Tweet Your Meat Lose Your Seat Congressman Anthony Weiner


I can't take credit for the title of this article. I read it in the comments of another article. That person couldn't take credit for it either.

So after weeks of denials, outright lies, and porn stars clamoring for his resignation, the embattled Congressman is turning off the lights and heading home. How many times have I been told not to start a sentence with "so?" So what? Wait a minute. I lost my train of thought.

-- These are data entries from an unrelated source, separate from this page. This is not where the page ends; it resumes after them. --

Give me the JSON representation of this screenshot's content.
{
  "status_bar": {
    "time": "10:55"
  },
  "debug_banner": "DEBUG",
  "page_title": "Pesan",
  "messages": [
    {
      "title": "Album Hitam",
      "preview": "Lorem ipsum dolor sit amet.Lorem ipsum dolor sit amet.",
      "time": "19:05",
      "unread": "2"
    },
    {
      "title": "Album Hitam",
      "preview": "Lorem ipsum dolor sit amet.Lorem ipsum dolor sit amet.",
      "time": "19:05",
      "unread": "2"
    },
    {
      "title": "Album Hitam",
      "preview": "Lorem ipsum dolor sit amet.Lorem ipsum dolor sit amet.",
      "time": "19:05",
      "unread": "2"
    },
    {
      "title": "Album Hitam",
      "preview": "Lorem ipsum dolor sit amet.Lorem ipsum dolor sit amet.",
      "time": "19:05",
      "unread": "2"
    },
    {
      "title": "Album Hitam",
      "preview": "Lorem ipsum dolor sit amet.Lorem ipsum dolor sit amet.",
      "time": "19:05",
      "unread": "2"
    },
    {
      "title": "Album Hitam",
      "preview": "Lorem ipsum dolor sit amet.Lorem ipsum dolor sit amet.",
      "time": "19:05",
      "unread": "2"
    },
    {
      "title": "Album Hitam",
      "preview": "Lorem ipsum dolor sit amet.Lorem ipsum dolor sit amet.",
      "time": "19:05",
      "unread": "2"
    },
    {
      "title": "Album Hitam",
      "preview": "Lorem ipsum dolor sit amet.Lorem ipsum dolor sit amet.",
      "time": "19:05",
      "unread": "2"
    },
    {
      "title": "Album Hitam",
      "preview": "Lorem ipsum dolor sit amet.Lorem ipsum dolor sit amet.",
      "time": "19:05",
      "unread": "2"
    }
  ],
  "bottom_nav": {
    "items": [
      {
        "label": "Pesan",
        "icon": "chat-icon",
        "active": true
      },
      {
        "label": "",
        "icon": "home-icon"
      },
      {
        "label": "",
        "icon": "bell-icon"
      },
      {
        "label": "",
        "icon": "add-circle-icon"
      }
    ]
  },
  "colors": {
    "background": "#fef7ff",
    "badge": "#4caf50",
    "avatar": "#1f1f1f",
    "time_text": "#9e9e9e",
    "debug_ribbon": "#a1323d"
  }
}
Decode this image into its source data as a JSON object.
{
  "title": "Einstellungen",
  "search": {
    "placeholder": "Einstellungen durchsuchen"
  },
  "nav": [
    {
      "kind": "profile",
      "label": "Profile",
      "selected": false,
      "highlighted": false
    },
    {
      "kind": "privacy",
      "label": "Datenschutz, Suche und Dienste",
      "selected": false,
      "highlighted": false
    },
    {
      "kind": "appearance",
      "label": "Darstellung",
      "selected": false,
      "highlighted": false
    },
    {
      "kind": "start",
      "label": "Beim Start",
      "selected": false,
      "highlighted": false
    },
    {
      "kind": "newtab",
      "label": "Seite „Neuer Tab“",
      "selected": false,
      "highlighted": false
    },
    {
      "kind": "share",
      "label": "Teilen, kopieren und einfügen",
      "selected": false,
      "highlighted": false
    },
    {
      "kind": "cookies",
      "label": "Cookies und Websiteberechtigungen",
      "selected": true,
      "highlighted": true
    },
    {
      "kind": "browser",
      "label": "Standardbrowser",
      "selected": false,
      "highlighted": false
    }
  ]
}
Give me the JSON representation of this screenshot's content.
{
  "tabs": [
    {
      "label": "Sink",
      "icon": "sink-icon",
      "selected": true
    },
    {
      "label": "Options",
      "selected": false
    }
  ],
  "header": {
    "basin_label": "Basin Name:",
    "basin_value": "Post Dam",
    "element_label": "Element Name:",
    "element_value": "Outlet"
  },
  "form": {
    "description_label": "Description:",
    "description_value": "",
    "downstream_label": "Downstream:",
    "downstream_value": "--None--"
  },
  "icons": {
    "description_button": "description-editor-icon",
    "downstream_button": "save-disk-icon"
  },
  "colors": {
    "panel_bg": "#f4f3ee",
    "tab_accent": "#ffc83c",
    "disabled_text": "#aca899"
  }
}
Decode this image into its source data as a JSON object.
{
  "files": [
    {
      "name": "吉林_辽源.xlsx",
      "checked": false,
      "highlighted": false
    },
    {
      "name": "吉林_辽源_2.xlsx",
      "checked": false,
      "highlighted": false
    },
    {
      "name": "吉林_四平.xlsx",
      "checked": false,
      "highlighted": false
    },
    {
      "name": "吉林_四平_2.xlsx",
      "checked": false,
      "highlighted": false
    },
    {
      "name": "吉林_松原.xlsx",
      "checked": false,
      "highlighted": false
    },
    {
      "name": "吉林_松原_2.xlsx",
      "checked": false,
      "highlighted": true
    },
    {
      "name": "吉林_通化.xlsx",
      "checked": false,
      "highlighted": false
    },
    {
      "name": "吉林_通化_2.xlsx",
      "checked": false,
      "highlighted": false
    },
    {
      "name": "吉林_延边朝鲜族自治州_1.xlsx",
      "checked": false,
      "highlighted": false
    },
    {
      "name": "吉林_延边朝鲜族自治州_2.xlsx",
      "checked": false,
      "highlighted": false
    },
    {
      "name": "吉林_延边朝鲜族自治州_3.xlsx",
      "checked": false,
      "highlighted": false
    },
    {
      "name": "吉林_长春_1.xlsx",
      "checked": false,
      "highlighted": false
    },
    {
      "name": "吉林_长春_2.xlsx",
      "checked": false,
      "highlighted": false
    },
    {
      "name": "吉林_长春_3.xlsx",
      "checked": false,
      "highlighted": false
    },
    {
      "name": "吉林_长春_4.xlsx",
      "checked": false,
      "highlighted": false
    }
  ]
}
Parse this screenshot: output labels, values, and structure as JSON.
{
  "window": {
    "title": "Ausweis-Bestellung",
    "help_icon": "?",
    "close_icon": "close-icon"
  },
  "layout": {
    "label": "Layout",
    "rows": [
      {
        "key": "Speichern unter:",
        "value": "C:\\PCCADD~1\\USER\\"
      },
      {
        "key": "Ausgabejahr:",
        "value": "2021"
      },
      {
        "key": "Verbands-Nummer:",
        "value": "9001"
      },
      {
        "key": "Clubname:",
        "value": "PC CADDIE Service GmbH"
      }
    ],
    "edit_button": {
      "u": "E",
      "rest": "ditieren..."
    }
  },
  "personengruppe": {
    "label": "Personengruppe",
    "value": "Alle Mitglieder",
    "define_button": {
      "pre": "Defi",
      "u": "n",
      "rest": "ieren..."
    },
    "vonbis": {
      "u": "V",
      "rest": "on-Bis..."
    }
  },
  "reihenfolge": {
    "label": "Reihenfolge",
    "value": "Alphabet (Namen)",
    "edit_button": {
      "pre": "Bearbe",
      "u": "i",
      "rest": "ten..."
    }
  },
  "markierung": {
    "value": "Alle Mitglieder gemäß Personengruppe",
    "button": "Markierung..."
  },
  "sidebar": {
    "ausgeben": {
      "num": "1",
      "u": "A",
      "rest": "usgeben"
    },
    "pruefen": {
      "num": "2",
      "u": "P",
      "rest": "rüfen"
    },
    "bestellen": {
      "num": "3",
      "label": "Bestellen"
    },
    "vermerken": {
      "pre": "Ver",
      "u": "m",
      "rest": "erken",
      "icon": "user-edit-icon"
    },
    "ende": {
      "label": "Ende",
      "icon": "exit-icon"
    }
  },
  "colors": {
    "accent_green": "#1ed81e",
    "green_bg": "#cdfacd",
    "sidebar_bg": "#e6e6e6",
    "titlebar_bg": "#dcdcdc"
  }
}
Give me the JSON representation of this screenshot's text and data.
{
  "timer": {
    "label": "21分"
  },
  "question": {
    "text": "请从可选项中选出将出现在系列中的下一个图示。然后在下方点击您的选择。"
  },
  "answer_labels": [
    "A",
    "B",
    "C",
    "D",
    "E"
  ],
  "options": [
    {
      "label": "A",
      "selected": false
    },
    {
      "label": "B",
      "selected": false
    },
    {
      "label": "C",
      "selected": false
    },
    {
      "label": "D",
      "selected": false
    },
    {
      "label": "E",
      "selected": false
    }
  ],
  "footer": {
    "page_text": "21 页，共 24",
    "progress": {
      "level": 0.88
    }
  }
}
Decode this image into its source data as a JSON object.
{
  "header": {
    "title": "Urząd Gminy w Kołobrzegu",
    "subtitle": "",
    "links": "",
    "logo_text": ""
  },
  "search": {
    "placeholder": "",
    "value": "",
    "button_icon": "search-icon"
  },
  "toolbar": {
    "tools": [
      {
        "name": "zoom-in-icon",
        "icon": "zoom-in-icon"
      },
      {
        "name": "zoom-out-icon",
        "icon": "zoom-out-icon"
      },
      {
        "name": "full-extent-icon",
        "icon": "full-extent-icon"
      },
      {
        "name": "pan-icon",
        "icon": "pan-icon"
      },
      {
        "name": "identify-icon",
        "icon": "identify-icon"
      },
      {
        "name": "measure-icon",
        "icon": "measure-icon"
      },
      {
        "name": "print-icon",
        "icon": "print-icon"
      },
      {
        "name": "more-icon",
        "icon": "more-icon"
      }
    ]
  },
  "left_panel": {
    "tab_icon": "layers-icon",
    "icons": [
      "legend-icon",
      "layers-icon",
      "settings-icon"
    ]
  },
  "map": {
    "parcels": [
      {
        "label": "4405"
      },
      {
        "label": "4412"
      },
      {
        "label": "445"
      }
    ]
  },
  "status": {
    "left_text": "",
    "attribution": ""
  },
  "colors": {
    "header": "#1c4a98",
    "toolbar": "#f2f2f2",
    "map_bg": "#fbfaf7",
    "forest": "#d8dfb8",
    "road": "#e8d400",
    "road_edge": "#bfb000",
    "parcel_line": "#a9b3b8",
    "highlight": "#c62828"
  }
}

But then again, so has much of America. The Anthony Weiner sexting scandal seems to be all anyone wants to talk about. I called WBAL radio this morning to comment on the lawsuit filed against President Obama for violation of the Constitution and War Powers Resolution (whereupon the host summarily hang up on me after I offered an opinion about the lawsuit's merits), only to find not more than ten minutes later that the topic had abruptly shifted to Weinergate. How anyone can segue from a discussion about possible constitutional violations to a roundtable on meat tweets, I don't know. I guess the bombing of Libya wasn't sexy enough for radio ratings when weiner water cooler gossip dangled nearby.

Goodbye and good riddance, former Congressman Weiner. Hear that giant sucking sound in the distance? That's the sound of incessant penis jokes (hopefully) making way for a news cycle focusing on matters of national import.

It's about time. Press conference at 2 p.m. EST.